Milano: sguardi su una metropoli dai tanti volti.

Tran tran rumore dei binari di un tram, colonna sonora di una modalità di vivere spezzoni della quotidianità di un viaggiare curioso. Scoprirsi con la voglia di essere turisti nella città che si abita da molti decenni.

Con il tempo credi di aver visto tutto, credi di sapere tutto, poi avverti il desiderio di aiutare i luoghi che hai sfiorato o ignorato a raccontarsi attraverso i diversi fotogrammi che scorrono davanti ai nostri occhi ogni volta che viaggiamo su un qualsiasi mezzo pubblico di superficie. Milano non è città che ti dà da subito confidenza, per conoscerla occorre aiutarla a svelare, a chi ha ancora curiosità, i tanti angoli e aspetti nascosti. Milano da scoprire, quanti realmente la conoscono nelle sue più diverse diversità? Quartieri, piazze, periferie e poi i nuovi abitanti con le loro silenziose o urlate storie. Ogni zona, ogni quartiere è una tessera di un grande mosaico, storie che si ricongiungono nella piazza principale, non necessariamente Piazza Duomo. Utilizzando i mezzi pubblici di superficie come liane, incuriosirsi ai percorsi, salire sul primo tram che passa e appiccicarsi al finestrino per riappropriarsi di un tempo che per te non è più avaro. Ammirare la città che scivola sotto i nostri occhi o attraverso i nostri occhi, lasciarsi alle spalle le frenesie del quotidiano e godere della indifferente compagnia di compagni di viaggio che resteranno sconosciuti.

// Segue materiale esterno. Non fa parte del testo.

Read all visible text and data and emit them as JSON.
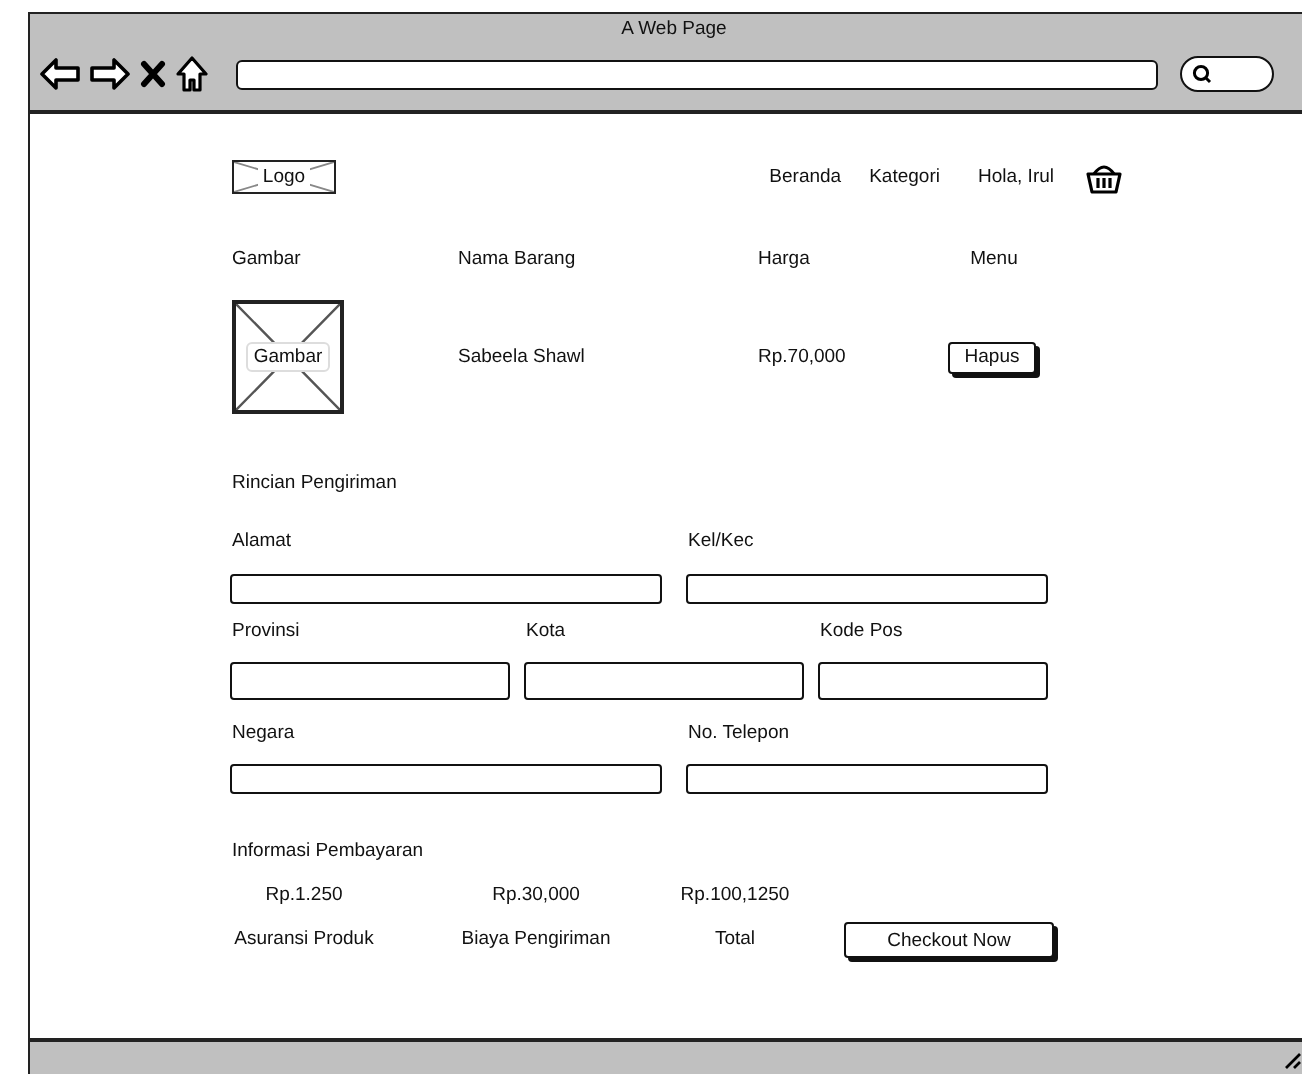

Milano si racconta da sola, non ha bisogno di interpreti, dal finestrino come in un documentario scorrono immagini. Epoche, luoghi storici, monumenti e periferie anonime e a volte senza un’anima apparente.
Non scegliere una direzione, sali sul tram e ti predisponi a una sorta di “caccia al tesoro”. Silenzi il telefonino, ti rendi irreperibile, fissi nella memoria scorci e angoli della città o della campagna inglobata nella città, fissali bene prima che passino o che qualche architetto stravolga angoli di un passato vissuto e che rappresenta la memoria tramandata da chi vi ha abitato. Se racconti queste brevi fughe potresti ottenere in cambio sguardi compassionevoli e giudizi al vetriolo del tipo: “Poverino, non sa come occupare il tempo, uscito dalla prigione del lavoro per decorsi termini di detenzione ora che fa? Si mette a cercare qualcosa che ha poi senso cercare”. Potresti rispondergli, poi ti viene in mente che in tanti vivono inseguendo i like sui social, riversano confessioni corredate da prove fotografiche e filmate del loro nulla, in quel mondo virtuale che è una sorta di dimensione parallela della realtà vera. Imparare a guardarsi intorno, passeggeri abituali con le loro frette milanesi, volti che richiamano terre non sempre vicinissime, abitudini, atmosfere e olfattività diverse.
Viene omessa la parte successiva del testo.